Evolution is coupled with branching across many granularities of life

Across many different scales of life, the rate of evolutionary change is often accelerated at the time when one lineage splits into two. The emergence of novel protein function can be facilitated by gene duplication (neofunctionalisation); rapid morphological change is often accompanied with speciation (punctuated equilibrium); and the establishment of cultural identity is frequently driven by sociopolitical division (schismogenesis). In each case, the change resists re-homogenisation; promoting assortment into distinct lineages that are susceptible to different selective pressures, leading to rapid divergence. The traditional gradualistic view of evolution struggles to detect this phenomenon.

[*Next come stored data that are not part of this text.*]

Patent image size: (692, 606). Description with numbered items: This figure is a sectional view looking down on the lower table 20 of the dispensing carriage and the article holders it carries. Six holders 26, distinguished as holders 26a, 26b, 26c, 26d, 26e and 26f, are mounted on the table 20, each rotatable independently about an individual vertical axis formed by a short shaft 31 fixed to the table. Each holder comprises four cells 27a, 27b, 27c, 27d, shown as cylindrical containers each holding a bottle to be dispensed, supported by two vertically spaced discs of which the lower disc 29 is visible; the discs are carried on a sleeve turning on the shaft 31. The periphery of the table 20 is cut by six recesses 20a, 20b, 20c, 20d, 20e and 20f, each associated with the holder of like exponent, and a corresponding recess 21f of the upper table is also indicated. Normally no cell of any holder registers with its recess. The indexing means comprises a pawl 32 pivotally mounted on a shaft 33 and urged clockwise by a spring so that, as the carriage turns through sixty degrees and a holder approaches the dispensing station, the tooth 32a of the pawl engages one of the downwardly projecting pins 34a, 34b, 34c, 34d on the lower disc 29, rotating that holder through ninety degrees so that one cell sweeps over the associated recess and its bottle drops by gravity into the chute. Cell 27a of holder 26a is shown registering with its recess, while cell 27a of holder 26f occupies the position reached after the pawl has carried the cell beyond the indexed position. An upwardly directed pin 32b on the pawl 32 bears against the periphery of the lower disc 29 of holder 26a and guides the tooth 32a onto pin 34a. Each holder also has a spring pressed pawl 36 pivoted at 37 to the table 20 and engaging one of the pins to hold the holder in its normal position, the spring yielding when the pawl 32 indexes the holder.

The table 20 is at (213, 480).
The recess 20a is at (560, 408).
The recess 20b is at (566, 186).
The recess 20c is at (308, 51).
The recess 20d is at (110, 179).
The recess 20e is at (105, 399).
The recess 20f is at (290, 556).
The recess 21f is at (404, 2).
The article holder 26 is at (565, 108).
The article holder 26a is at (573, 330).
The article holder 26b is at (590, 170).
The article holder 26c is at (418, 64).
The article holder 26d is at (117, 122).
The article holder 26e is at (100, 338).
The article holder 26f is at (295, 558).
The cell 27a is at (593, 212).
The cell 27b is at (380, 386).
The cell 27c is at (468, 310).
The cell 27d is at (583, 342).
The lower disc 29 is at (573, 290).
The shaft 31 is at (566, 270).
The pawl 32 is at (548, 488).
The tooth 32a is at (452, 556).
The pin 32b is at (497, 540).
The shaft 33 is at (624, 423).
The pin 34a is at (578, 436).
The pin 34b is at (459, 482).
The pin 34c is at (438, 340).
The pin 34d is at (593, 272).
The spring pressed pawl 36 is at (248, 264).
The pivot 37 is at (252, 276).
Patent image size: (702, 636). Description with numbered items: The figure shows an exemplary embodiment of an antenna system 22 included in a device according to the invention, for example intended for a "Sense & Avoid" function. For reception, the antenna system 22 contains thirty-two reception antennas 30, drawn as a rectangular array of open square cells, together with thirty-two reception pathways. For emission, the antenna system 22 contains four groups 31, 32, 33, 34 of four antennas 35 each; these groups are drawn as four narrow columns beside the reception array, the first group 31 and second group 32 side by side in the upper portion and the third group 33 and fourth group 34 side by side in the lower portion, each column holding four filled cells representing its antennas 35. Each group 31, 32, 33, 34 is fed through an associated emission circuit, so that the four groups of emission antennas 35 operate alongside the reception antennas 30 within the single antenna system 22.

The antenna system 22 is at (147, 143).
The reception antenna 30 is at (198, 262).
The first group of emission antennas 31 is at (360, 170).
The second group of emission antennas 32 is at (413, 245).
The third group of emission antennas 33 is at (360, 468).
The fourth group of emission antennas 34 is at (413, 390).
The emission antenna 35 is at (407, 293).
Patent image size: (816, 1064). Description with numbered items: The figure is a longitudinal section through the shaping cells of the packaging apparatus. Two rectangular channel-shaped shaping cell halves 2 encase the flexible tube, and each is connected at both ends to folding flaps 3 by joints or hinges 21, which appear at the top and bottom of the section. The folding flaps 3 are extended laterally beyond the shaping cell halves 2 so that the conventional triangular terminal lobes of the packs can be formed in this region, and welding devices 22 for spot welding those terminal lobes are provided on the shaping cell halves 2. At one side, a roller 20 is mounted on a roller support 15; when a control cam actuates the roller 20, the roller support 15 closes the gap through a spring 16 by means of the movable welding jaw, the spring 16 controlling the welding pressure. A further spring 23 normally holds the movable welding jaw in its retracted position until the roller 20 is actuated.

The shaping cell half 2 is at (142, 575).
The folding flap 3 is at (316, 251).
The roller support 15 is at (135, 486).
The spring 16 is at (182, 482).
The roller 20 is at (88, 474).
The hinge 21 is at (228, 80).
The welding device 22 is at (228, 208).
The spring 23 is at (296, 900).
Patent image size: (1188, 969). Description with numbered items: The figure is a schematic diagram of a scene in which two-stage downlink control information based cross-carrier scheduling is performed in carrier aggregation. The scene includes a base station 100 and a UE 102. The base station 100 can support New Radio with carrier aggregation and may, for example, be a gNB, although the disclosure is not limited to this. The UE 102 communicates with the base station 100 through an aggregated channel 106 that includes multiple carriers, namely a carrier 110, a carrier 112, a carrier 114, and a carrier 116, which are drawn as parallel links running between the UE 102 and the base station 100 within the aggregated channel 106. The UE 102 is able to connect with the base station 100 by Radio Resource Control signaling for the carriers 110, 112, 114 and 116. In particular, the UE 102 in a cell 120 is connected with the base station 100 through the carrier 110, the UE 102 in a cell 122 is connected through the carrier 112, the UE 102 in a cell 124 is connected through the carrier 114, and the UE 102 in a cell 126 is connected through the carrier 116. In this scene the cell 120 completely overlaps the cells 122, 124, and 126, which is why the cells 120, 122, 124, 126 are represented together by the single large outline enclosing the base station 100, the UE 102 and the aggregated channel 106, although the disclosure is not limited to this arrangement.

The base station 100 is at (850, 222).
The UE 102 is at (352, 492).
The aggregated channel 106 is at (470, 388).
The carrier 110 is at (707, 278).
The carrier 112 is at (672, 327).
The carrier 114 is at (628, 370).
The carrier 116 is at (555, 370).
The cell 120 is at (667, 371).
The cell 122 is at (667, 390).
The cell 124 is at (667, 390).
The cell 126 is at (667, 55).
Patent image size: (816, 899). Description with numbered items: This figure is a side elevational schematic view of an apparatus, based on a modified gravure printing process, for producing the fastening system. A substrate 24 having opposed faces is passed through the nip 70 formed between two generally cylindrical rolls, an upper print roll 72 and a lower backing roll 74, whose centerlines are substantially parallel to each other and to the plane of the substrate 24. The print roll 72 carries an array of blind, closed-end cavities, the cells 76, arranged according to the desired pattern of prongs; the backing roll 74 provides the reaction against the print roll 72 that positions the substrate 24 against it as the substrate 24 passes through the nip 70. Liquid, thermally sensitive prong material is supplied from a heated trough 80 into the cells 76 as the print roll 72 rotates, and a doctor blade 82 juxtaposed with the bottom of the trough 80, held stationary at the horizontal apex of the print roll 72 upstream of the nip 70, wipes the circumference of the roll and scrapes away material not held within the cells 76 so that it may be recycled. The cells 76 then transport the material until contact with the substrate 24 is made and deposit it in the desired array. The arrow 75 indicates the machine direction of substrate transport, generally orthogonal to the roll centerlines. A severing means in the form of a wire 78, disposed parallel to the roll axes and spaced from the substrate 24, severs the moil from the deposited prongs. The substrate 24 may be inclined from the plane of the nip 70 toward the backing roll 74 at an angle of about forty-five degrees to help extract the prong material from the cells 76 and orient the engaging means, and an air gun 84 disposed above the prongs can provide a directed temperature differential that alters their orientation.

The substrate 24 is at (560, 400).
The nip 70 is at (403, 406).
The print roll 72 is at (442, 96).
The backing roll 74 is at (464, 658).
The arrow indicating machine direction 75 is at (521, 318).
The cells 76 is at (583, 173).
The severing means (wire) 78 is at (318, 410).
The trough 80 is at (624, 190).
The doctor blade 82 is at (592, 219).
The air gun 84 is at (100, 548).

We have devised a probabilistic framework that constructs phylogenies, tests hypotheses, and improves divergence time estimation when evolutionary bursts are present. As well as assigning a clock rate of gradual evolution to each branch of a tree, this model also assigns a spike of abrupt change, and independently estimates the contributions arising from each process. We provide evidence of abrupt evolution at the time of branching for proteins (aminoacyl-tRNA synthetases), animal morphologies (cephalopods), and human languages (Indo-European). These three cases provide unique insights: for aminoacyl-tRNA synthetases, the trees are substantially different from those obtained under gradualist models; Cephalopod morphologies are found to evolve almost exclusively through abrupt shifts; and Indo-European dispersal is estimated to have started around 6000 BCE, corroborating the recently proposed hybrid explanation. This work demonstrates a robust means for detecting burst-like processes, and advances our understanding of the link between evolutionary change and branching events. Our open-source code is available under a GPL license.